It’s likely only a matter of time before Baton Rouge’s public schools completely collapse

We haven’t done anything about this in the past week, mostly because I didn’t feel like I could give it enough attention. But if you’re not aware of the controversy surrounding the selection of a new school principal in East Baton Rouge Parish, you’ve missed a perfect snapshot of the mindset of the people currently running things.

Our regular readers will understand the concept of Weaponized Governmental Failure, where Democrats in charge of cities deliberately destroy the governance of those places in order to drive away middle class voters who might otherwise gang up on them and remove them from power. The middle class will often vote Republican, of course, but they can’t do that in a suburban city. So when you deliberately steal their tax money and misuse it for purposes that are contrary to those stated, and the services that money is supposed to provide are thereby reduced to nothing, the result is not accountability for bad leadership, but instead emigration and a captive voter base that will never vote the machine out of power.

Baton Rouge Democrats have been perfecting the Weaponized Governmental Failure game for a century. And earlier this month, as the parish school system sought a new superintendent, you saw a key element of that game at play.

The goal, in fact. Namely, power for power’s sake. In other words, that the people engaged in Weaponized Governmental Failure know that what they are doing is ruin, but that they are okay with that as long as they get to rule over it.

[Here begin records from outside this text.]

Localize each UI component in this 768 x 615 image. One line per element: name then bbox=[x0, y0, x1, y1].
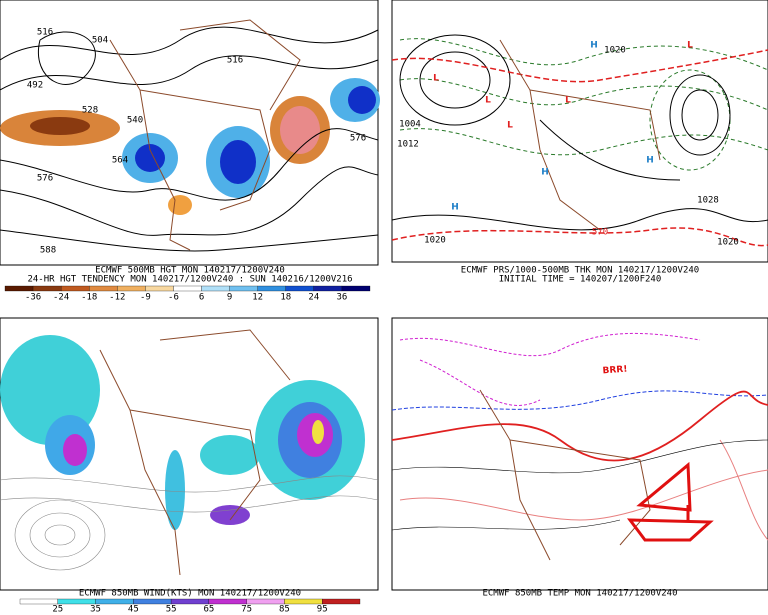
caption: ECMWF 500MB HGT MON 140217/1200V240 bbox=[95, 266, 285, 276]
colorbar-label: 25 bbox=[52, 605, 63, 615]
colorbar-label: 55 bbox=[166, 605, 177, 615]
colorbar-segment bbox=[173, 285, 202, 292]
caption: ECMWF 850MB TEMP MON 140217/1200V240 bbox=[482, 589, 677, 599]
colorbar-label: 9 bbox=[227, 293, 232, 303]
colorbar-segment bbox=[284, 598, 323, 605]
contour-label: 1028 bbox=[697, 196, 719, 206]
colorbar-segment bbox=[170, 598, 210, 605]
caption: ECMWF 850MB WIND(KTS) MON 140217/1200V24… bbox=[79, 589, 301, 599]
colorbar-label: 6 bbox=[199, 293, 204, 303]
colorbar-segment bbox=[341, 285, 371, 292]
colorbar-segment bbox=[201, 285, 230, 292]
pressure-center: L bbox=[565, 96, 571, 106]
boat-doodle bbox=[626, 461, 714, 542]
colorbar-label: 35 bbox=[90, 605, 101, 615]
colorbar-label: 85 bbox=[279, 605, 290, 615]
dynamic-content: ECMWF 500MB HGT MON 140217/1200V24024-HR… bbox=[4, 28, 739, 615]
colorbar-segment bbox=[61, 285, 90, 292]
colorbar-segment bbox=[4, 285, 34, 292]
colorbar-label: 12 bbox=[252, 293, 263, 303]
colorbar-label: 24 bbox=[308, 293, 319, 303]
colorbar-label: -18 bbox=[81, 293, 97, 303]
pressure-center: H bbox=[590, 41, 598, 51]
colorbar-segment bbox=[322, 598, 361, 605]
colorbar-label: 95 bbox=[317, 605, 328, 615]
contour-label: 1012 bbox=[397, 140, 419, 150]
pressure-center: H bbox=[451, 203, 459, 213]
caption: ECMWF PRS/1000-500MB THK MON 140217/1200… bbox=[461, 266, 699, 276]
contour-label: 1020 bbox=[604, 46, 626, 56]
pressure-center: L bbox=[687, 41, 693, 51]
contour-label: 576 bbox=[37, 174, 53, 184]
contour-label: 570 bbox=[592, 228, 608, 238]
pressure-center: H bbox=[646, 156, 654, 166]
colorbar-segment bbox=[246, 598, 285, 605]
panel-2-map bbox=[391, 0, 768, 263]
contour-label: 516 bbox=[227, 56, 243, 66]
colorbar-segment bbox=[257, 285, 286, 292]
colorbar-label: 36 bbox=[337, 293, 348, 303]
colorbar-segment bbox=[285, 285, 314, 292]
colorbar-label: -36 bbox=[25, 293, 41, 303]
pressure-center: L bbox=[433, 74, 439, 84]
colorbar-label: -9 bbox=[140, 293, 151, 303]
colorbar-segment bbox=[313, 285, 343, 292]
contour-label: 1020 bbox=[424, 236, 446, 246]
pressure-center: L bbox=[507, 121, 513, 131]
panel-1-map bbox=[0, 0, 380, 266]
contour-label: 1020 bbox=[717, 238, 739, 248]
pressure-center: H bbox=[541, 168, 549, 178]
colorbar-segment bbox=[32, 285, 62, 292]
colorbar-label: 45 bbox=[128, 605, 139, 615]
colorbar-segment bbox=[89, 285, 118, 292]
contour-label: 1004 bbox=[399, 120, 421, 130]
subcaption: 24-HR HGT TENDENCY MON 140217/1200V240 :… bbox=[27, 275, 352, 285]
contour-label: 588 bbox=[40, 246, 56, 256]
panel-3-map bbox=[0, 317, 379, 591]
colorbar-label: -24 bbox=[53, 293, 69, 303]
contour-label: 492 bbox=[27, 81, 43, 91]
colorbar-label: 75 bbox=[241, 605, 252, 615]
colorbar-label: 65 bbox=[203, 605, 214, 615]
colorbar-segment bbox=[57, 598, 96, 605]
contour-label: 564 bbox=[112, 156, 128, 166]
colorbar-segment bbox=[229, 285, 258, 292]
colorbar-segment bbox=[208, 598, 247, 605]
contour-label: 576 bbox=[350, 134, 366, 144]
colorbar-segment bbox=[145, 285, 174, 292]
colorbar-label: 18 bbox=[280, 293, 291, 303]
subcaption: INITIAL TIME = 140207/1200F240 bbox=[499, 275, 662, 285]
contour-label: 528 bbox=[82, 106, 98, 116]
colorbar-segment bbox=[95, 598, 134, 605]
colorbar-segment bbox=[117, 285, 146, 292]
contour-label: 540 bbox=[127, 116, 143, 126]
colorbar-segment bbox=[19, 598, 58, 605]
colorbar-label: -12 bbox=[109, 293, 125, 303]
contour-label: 504 bbox=[92, 36, 108, 46]
panel-4-map bbox=[391, 317, 768, 591]
contour-label: 516 bbox=[37, 28, 53, 38]
annotation: BRR! bbox=[602, 365, 627, 377]
pressure-center: L bbox=[485, 96, 491, 106]
colorbar-label: -6 bbox=[168, 293, 179, 303]
colorbar-segment bbox=[133, 598, 172, 605]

We’re talking about LaMont Cole, the outgoing city councilman and the new school principal.

You probably know Cole as one of, if not the leading, plaintiffs in the lawsuit to stop the incorporation of St. George. That lawsuit squandered years of potential progress in infrastructure, economic development, and other areas of public policy that could have been achieved if the people of the new city had been allowed to incorporate; instead, the city-parish has been able to walk away—so far, at least—with over $100 million in tax revenue that would have gone into St. George’s coffers.

It turns out that the lawsuit against St. George was just one of Cole’s WGF actions.

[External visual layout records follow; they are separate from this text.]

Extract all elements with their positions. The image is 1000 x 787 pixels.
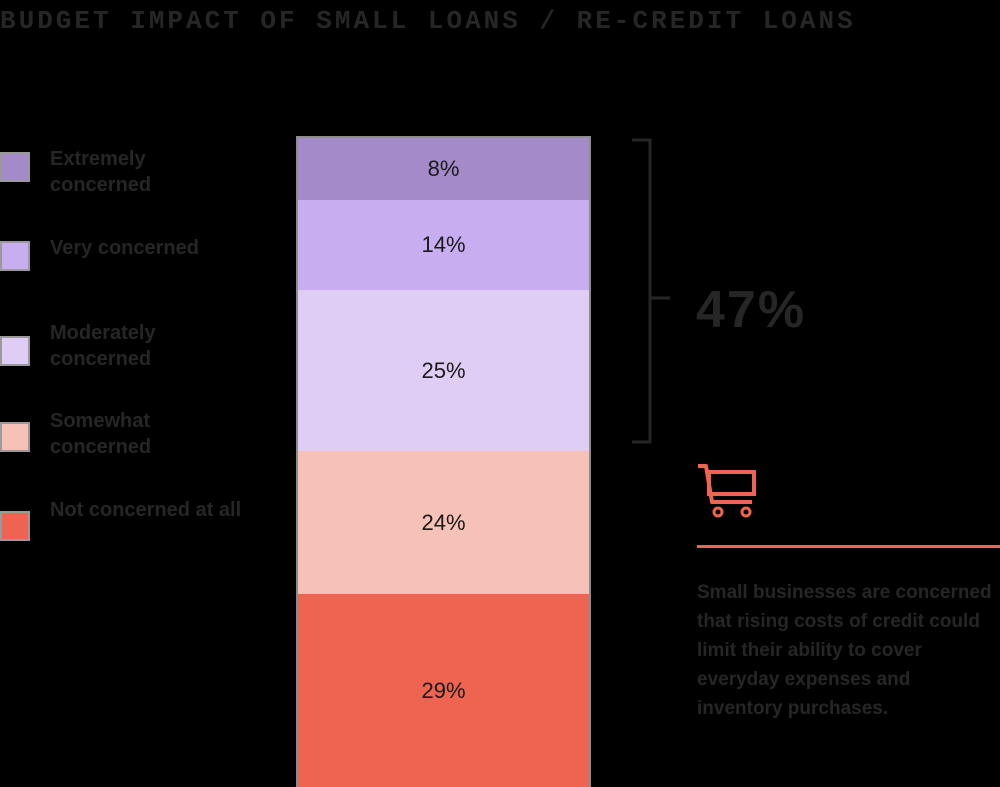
legend-swatch <box>0 511 30 541</box>
segment-value: 8% <box>427 156 460 181</box>
segment-value: 29% <box>421 677 466 703</box>
legend-swatch <box>0 336 30 366</box>
bar-segment-moderately-concerned: 25% <box>298 290 589 451</box>
bracket-icon <box>632 138 670 444</box>
divider <box>697 545 1000 548</box>
legend-label: Moderately concerned <box>50 322 156 370</box>
bracket-total: 47% <box>696 281 807 339</box>
segment-value: 14% <box>421 232 466 257</box>
legend-swatch <box>0 241 30 271</box>
note-text: Small businesses are concerned that risi… <box>697 582 992 719</box>
chart-title: BUDGET IMPACT OF SMALL LOANS / RE-CREDIT… <box>0 6 856 36</box>
bar-segment-somewhat-concerned: 24% <box>298 451 589 594</box>
shopping-cart-icon <box>696 462 760 520</box>
legend-label: Extremely concerned <box>50 148 152 196</box>
bar-segment-extremely-concerned: 8% <box>298 138 589 200</box>
segment-value: 24% <box>421 509 466 535</box>
legend-swatch <box>0 422 30 452</box>
legend-swatch <box>0 152 30 182</box>
stacked-bar: 8% 14% 25% 24% 29% <box>296 136 591 787</box>
bar-segment-not-concerned: 29% <box>298 594 589 787</box>
legend-label: Somewhat concerned <box>50 410 152 458</box>
legend-label: Not concerned at all <box>50 499 242 521</box>
bar-segment-very-concerned: 14% <box>298 200 589 290</box>
segment-value: 25% <box>421 357 466 383</box>
legend-label: Very concerned <box>50 237 199 259</box>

The East Baton Rouge Parish School Board earlier this summer put together a list of candidates for the vacant principal’s position. They rejected the interim principal, a small-time public servant named Adam Smith, who had taken over after the previous principal, Sito Narcisse, left.

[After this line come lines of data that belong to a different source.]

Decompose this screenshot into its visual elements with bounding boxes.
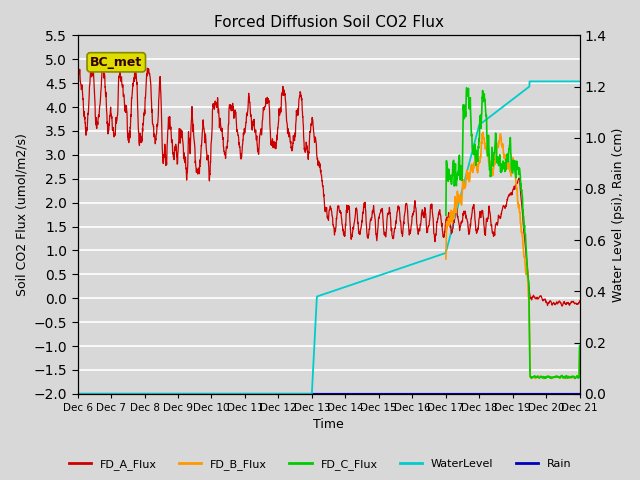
WaterLevel: [525, 79, 533, 84]
Line: WaterLevel: WaterLevel: [77, 82, 580, 394]
FD_A_Flux: [99, 61, 107, 67]
FD_A_Flux: [545, 299, 553, 304]
Rain: [474, 391, 482, 396]
WaterLevel: [532, 79, 540, 84]
Rain: [531, 391, 539, 396]
FD_A_Flux: [532, 296, 540, 301]
X-axis label: Time: Time: [313, 419, 344, 432]
FD_B_Flux: [545, 373, 553, 379]
FD_B_Flux: [531, 376, 539, 382]
FD_C_Flux: [576, 343, 584, 348]
WaterLevel: [474, 127, 482, 132]
WaterLevel: [576, 79, 584, 84]
WaterLevel: [214, 391, 221, 396]
FD_A_Flux: [343, 203, 351, 208]
Legend: FD_A_Flux, FD_B_Flux, FD_C_Flux, WaterLevel, Rain: FD_A_Flux, FD_B_Flux, FD_C_Flux, WaterLe…: [64, 455, 576, 474]
Rain: [354, 391, 362, 396]
FD_A_Flux: [74, 186, 81, 192]
Rain: [214, 391, 221, 396]
Title: Forced Diffusion Soil CO2 Flux: Forced Diffusion Soil CO2 Flux: [214, 15, 444, 30]
FD_A_Flux: [559, 303, 566, 309]
WaterLevel: [343, 284, 351, 289]
Rain: [576, 391, 584, 396]
WaterLevel: [74, 391, 81, 396]
FD_A_Flux: [474, 226, 482, 231]
Rain: [545, 391, 553, 396]
Y-axis label: Water Level (psi), Rain (cm): Water Level (psi), Rain (cm): [612, 127, 625, 302]
FD_C_Flux: [474, 149, 482, 155]
FD_B_Flux: [474, 168, 482, 173]
Line: FD_C_Flux: FD_C_Flux: [446, 88, 580, 378]
FD_C_Flux: [531, 374, 539, 380]
WaterLevel: [545, 79, 553, 84]
FD_B_Flux: [576, 348, 584, 354]
Rain: [74, 391, 81, 396]
Rain: [343, 391, 351, 396]
FD_C_Flux: [545, 373, 553, 379]
WaterLevel: [354, 280, 362, 286]
FD_A_Flux: [576, 298, 584, 304]
FD_A_Flux: [214, 97, 221, 103]
Line: FD_B_Flux: FD_B_Flux: [446, 132, 580, 379]
FD_A_Flux: [354, 221, 362, 227]
Line: FD_A_Flux: FD_A_Flux: [77, 64, 580, 306]
Y-axis label: Soil CO2 Flux (umol/m2/s): Soil CO2 Flux (umol/m2/s): [15, 133, 28, 296]
Text: BC_met: BC_met: [90, 56, 142, 69]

And then the most predictable thing in the world happened.

This meant that the Democrats on the school board systematically rejected all the qualified candidates on the list. They let them know that they would be unhappy in the job, so they withdrew all their names from the selection.

And when Smith was left alone, Cole was suddenly brought in as the new director to make the status quo acceptable.

Cole is not a principal. He has been a principal at a couple of high schools in Baton Rouge.

The whole thing disqualifies East Baton Rouge’s school district as a viable system. With this kind of Byzantine politics and literally putting a partisan Democratic hack politician in charge of the system, it’s impossible to move Baton Rouge’s schools forward.

And yes, the teachers’ unions are enthusiastic about this move.

Soon, St. George will have its own school district, and it will be one of the best in the state, along with schools in Central and Zachary. And what about the schools in East Baton Rouge Parish?

Just look at what happens to them. But when you do, realize that none of this is incompetence, and it’s not bad luck. The bad morals, the low standards, the money flying out the windows… it’s all done on purpose.

They don’t want good schools. Good schools mean kids who are capable of social mobility, and they mean middle-class voters who won’t tolerate Weaponized Governmental Failure.

I can’t have that.

Memo to State Superintendent of Education Cade Brumley and members of the State Board of Elementary and Secondary Education: Don’t wait to act, because you have been warned well in advance of the disaster that awaits Baton Rouge.